Can students living continents apart learn from one another, using basic technology? The Millennium Cities School2School partnership program (S2S) is quickly proving that distance learning is not only possible, it is a wonderful way to enhance students’ academic skills and increase their knowledge of important global issues – while allowing them to learn about new cultures and make new friends.
Our innovative program connects schools in the Millennium Cities, 11 under-served urban areas across sub-Saharan Africa, with schools in the United States and elsewhere. From our first partnerships, between Kinkaid high-schoolers from Houston, TX and 7th graders at Washington, DC’s Sidwell Friends School and students at Opoku Ware Junior High School in Kumasi, Ghana, to our recent Skype exchange linking students in Ghana, Kenya and Mali with American students for World Read Aloud Day, this program has produced meaningful partnerships.
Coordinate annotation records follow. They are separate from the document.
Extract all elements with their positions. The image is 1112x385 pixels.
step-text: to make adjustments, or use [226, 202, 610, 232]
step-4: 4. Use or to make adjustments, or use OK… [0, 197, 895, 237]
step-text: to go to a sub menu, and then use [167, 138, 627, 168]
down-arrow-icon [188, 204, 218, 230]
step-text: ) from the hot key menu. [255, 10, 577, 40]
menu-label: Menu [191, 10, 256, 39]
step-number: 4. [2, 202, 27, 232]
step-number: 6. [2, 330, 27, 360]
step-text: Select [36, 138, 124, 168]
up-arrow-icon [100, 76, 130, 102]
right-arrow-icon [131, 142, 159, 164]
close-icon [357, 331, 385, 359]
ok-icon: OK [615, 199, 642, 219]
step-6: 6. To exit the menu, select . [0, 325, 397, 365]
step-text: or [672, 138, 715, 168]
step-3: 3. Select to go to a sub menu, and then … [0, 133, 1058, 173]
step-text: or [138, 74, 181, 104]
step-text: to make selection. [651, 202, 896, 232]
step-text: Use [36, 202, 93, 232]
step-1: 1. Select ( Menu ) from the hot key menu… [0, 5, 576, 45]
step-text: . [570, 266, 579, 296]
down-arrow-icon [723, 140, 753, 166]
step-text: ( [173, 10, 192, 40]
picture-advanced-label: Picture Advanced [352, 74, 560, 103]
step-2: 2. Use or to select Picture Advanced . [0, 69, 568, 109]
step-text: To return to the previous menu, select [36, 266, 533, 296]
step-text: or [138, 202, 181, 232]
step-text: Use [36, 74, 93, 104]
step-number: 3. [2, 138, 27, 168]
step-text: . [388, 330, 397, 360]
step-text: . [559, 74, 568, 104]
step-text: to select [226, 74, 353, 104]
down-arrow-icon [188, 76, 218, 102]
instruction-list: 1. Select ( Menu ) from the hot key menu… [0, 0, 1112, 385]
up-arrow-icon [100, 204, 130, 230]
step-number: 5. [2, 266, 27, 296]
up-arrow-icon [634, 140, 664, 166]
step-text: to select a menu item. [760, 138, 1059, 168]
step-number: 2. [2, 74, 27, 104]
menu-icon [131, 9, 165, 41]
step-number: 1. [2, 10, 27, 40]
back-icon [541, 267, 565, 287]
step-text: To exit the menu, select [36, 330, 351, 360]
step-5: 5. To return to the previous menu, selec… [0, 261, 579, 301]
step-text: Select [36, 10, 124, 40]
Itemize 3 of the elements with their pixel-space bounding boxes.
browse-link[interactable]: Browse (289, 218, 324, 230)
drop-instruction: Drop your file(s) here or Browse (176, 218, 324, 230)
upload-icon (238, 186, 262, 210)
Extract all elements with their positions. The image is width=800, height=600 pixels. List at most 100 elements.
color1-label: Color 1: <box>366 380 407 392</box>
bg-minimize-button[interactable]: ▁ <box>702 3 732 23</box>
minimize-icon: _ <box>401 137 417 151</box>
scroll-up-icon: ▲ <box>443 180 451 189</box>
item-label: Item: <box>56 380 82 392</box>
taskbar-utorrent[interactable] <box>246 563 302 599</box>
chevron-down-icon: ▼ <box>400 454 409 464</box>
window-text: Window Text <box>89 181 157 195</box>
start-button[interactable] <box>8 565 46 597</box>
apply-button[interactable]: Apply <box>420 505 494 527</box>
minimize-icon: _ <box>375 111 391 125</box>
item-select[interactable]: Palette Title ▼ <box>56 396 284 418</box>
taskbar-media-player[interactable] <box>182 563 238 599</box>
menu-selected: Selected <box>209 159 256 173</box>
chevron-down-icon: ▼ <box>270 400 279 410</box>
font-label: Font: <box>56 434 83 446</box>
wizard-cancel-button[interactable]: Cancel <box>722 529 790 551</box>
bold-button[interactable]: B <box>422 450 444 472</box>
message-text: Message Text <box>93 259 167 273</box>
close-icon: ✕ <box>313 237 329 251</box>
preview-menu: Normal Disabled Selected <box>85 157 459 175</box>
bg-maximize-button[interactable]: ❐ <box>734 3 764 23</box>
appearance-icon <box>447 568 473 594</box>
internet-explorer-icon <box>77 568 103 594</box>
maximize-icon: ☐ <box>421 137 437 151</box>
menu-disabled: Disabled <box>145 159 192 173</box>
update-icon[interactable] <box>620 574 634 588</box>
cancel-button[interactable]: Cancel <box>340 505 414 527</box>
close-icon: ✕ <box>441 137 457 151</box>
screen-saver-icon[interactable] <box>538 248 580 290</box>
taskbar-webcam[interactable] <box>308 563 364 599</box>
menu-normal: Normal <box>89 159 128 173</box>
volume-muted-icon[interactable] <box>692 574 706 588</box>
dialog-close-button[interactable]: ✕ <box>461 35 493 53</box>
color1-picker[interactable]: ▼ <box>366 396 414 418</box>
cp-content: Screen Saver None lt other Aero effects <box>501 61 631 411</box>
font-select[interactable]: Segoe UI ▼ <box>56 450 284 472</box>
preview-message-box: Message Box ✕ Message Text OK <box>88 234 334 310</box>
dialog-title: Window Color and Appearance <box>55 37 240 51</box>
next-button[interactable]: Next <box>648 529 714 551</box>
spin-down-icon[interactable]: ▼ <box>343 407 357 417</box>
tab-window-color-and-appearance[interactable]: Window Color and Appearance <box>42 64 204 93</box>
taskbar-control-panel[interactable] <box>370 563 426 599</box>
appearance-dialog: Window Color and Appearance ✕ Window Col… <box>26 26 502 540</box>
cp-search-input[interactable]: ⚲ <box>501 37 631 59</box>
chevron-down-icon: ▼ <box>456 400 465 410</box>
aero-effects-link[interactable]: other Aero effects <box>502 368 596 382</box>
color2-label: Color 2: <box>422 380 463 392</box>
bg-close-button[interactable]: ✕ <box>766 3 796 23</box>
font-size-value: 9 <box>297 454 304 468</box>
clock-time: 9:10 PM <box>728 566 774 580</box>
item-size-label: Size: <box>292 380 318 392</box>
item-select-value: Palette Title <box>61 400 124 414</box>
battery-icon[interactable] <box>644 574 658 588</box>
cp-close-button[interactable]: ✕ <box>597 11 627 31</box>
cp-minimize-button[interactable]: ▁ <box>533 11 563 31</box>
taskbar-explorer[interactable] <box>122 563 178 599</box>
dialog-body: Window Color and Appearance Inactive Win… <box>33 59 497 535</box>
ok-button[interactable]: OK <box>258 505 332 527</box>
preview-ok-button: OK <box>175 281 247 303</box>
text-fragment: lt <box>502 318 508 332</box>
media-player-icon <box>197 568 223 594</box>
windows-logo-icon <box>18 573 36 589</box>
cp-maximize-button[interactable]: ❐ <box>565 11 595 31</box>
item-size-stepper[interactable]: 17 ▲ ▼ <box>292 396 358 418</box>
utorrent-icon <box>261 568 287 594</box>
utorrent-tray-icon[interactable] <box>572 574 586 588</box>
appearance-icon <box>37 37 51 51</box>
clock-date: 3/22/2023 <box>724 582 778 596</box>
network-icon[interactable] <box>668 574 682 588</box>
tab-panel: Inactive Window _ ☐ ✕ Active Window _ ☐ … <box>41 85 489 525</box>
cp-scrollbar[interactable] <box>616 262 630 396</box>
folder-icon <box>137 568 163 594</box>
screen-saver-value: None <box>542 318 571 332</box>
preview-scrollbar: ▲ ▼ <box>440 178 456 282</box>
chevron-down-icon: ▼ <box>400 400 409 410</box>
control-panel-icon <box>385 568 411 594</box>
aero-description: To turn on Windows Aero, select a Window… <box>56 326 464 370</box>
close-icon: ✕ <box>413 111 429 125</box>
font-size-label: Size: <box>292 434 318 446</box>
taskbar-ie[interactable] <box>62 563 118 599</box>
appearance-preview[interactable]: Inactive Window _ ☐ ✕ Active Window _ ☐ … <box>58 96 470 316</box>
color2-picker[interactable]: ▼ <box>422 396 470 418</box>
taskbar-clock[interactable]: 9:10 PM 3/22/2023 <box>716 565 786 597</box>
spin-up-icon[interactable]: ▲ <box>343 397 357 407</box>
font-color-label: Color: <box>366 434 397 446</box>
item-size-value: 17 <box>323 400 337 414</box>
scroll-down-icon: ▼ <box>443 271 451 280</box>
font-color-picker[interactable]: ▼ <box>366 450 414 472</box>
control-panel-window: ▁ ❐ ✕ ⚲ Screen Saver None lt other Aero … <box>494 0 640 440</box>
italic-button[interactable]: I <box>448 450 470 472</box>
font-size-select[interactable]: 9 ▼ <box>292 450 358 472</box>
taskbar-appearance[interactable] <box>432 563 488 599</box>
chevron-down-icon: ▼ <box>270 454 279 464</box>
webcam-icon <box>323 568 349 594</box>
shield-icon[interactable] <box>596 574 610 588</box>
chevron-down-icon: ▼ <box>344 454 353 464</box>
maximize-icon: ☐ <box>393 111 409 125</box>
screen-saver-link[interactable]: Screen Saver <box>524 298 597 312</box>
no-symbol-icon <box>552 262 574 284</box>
Students from Kisumu Day High School in Kisumu, Kenya, and students from Los Gatos High School in Los Gatos, California, have used Skype to work together on assignments spanning anthropology, economics and history, while sharing fun tidbits like their “Top 10 Most Admired” lists. Kisumu Day students recently received a wonderful surprise – a donation of 10 computers and cameras from Los Gatos. Previously, Kisumu Day students gathered around one computer to Skype with their California friends; this tremendous gift makes learning, and connecting, much easier. And on the other side of the world, the seniors at Los Gatos have received their own gift – an amazing opportunity to learn together with their Kenyan counterparts.
One student from Kisumu Day said, “Thank you for this opportunity to chat with your students. When we heard that we are getting computers, I danced with joy and happiness.” Still another said, “This project has enabled me to learn your system of education and culture, and it has opened me to the other side of the world.”
Those words say it all. MCI strives to create many more linkages between schools, as well as comprehensive programs to integrate IT into the curriculum and girls’ clubs sharing an online platform. Through these relationships, MCI hopes to offer participating students and teachers unique educational experiences, fostering mutual understanding and forging powerful friendships. And with a little luck, and some of their newfound knowledge, S2S Partnership students may be the first to identify ways to help the Millennium Cities attain the Millennium Development Goals.
After all, it is this generation, informed now by a near-infinite reservoir of readily available educational resources, which will find the solutions to our common global challenges. MCI is proud to help provide access to some of the tools with which to do so.